Plastic Roads

Editorials News | Dec-08-2019

Plastic Roads

Rubbish dumping of waste in Bangalore is reaching crisis levels as rapid economic growth, overcrowding and poor urban planning combine.
India’s Silicon Valley produces some 5,000 tonnes of waste a day, of which 1,500 tonnes are plastic. Only a 25% goes for recycling and the rest is dumped in land fill or get burnt, generating greenhouse gas emissions.
A local businessman Ahmad Khan has taken it on himself to rid the city of its stinking garbage menace. Khan runs a firm named as KK Plastic Waste Management that aims to “create eternal scarcity of garbage” in the city.
KK Plastic has been building roads using the waste of plastic for a decade. It has been working with Bruhat Bengaluru Mahanagara Palike (BBMP) since 2002.
The Ministry of Environment and Forest has authorised civic bodies to use waste plastic to make roads, but red tape and policy paralysis have discouraged wide-spread use of technology.
Khanalso said "we can lay 500 km road in a year. But as you know, things get stuck at the bureaucratic level. Since the garbage problem became a headache for the authorities and they got to know about the importance of our work, now they are giving us more assignments,”
Khan’s firm supplies of waste plastic to BBMP, it cleans and shreds it.
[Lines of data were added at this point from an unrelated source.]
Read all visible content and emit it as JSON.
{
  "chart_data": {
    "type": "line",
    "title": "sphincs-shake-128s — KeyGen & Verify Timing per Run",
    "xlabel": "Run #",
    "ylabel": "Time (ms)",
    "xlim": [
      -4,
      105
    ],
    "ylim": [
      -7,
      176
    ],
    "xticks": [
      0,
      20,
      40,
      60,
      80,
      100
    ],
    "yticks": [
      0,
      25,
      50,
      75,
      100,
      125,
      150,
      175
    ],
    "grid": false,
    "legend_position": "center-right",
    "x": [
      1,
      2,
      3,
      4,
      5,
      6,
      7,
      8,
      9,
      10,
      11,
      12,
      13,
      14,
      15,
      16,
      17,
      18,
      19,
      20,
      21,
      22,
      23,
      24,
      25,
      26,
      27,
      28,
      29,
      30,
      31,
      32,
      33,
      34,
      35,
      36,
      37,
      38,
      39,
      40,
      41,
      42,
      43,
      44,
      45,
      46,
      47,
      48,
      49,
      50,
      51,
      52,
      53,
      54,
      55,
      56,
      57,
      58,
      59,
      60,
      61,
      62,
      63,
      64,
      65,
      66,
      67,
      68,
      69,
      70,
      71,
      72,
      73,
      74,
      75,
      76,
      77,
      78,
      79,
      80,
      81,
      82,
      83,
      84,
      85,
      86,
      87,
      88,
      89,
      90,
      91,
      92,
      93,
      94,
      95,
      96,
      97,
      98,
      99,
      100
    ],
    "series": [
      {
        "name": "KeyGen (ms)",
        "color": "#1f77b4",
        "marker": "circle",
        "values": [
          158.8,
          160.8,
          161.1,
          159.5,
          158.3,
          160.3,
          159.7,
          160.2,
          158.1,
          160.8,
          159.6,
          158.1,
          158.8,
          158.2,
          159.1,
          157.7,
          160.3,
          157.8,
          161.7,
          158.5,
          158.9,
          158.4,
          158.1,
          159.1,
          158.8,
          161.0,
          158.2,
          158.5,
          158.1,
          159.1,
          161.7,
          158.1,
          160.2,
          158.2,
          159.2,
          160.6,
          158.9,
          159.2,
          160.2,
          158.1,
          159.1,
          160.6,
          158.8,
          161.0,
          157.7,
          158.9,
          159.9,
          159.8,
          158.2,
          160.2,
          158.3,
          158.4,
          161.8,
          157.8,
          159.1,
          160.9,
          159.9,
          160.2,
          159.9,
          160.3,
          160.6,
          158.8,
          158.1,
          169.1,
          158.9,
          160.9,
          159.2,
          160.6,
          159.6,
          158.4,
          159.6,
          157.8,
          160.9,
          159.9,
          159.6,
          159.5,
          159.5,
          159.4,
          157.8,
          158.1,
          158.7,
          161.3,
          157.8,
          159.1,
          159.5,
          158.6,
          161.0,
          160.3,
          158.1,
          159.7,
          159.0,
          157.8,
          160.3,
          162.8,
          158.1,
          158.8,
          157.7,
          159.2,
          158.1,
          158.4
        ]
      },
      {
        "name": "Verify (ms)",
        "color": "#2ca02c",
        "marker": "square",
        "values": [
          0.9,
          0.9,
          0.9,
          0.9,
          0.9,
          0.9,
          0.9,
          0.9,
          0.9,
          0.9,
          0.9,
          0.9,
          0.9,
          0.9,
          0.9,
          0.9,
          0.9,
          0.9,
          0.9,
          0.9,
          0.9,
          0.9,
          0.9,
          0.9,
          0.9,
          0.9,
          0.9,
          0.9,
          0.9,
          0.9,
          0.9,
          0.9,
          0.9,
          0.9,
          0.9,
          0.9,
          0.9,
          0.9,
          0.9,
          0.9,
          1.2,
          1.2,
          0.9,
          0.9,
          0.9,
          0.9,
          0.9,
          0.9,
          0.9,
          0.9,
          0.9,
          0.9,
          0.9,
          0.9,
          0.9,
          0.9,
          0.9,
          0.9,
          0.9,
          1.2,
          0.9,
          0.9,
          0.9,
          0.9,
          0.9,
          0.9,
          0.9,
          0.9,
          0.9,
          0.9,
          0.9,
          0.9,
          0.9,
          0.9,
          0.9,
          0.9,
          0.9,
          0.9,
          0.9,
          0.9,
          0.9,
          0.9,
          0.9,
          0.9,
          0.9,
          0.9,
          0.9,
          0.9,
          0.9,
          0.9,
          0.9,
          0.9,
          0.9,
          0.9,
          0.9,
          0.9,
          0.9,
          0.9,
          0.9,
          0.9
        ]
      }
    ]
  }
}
Eight parts of plastic are mixed with 100 parts bitumen to create a hard-wearing road surface.
Acknowledging the viability of the technology, the Public Works department has included instruction to use waste plastic in the road construction.
Though using plastic waste increases the cost of road construction by Rs 500 per cubic metre, but it also helps the civic body cut on cost of waste management and reduces the emissions.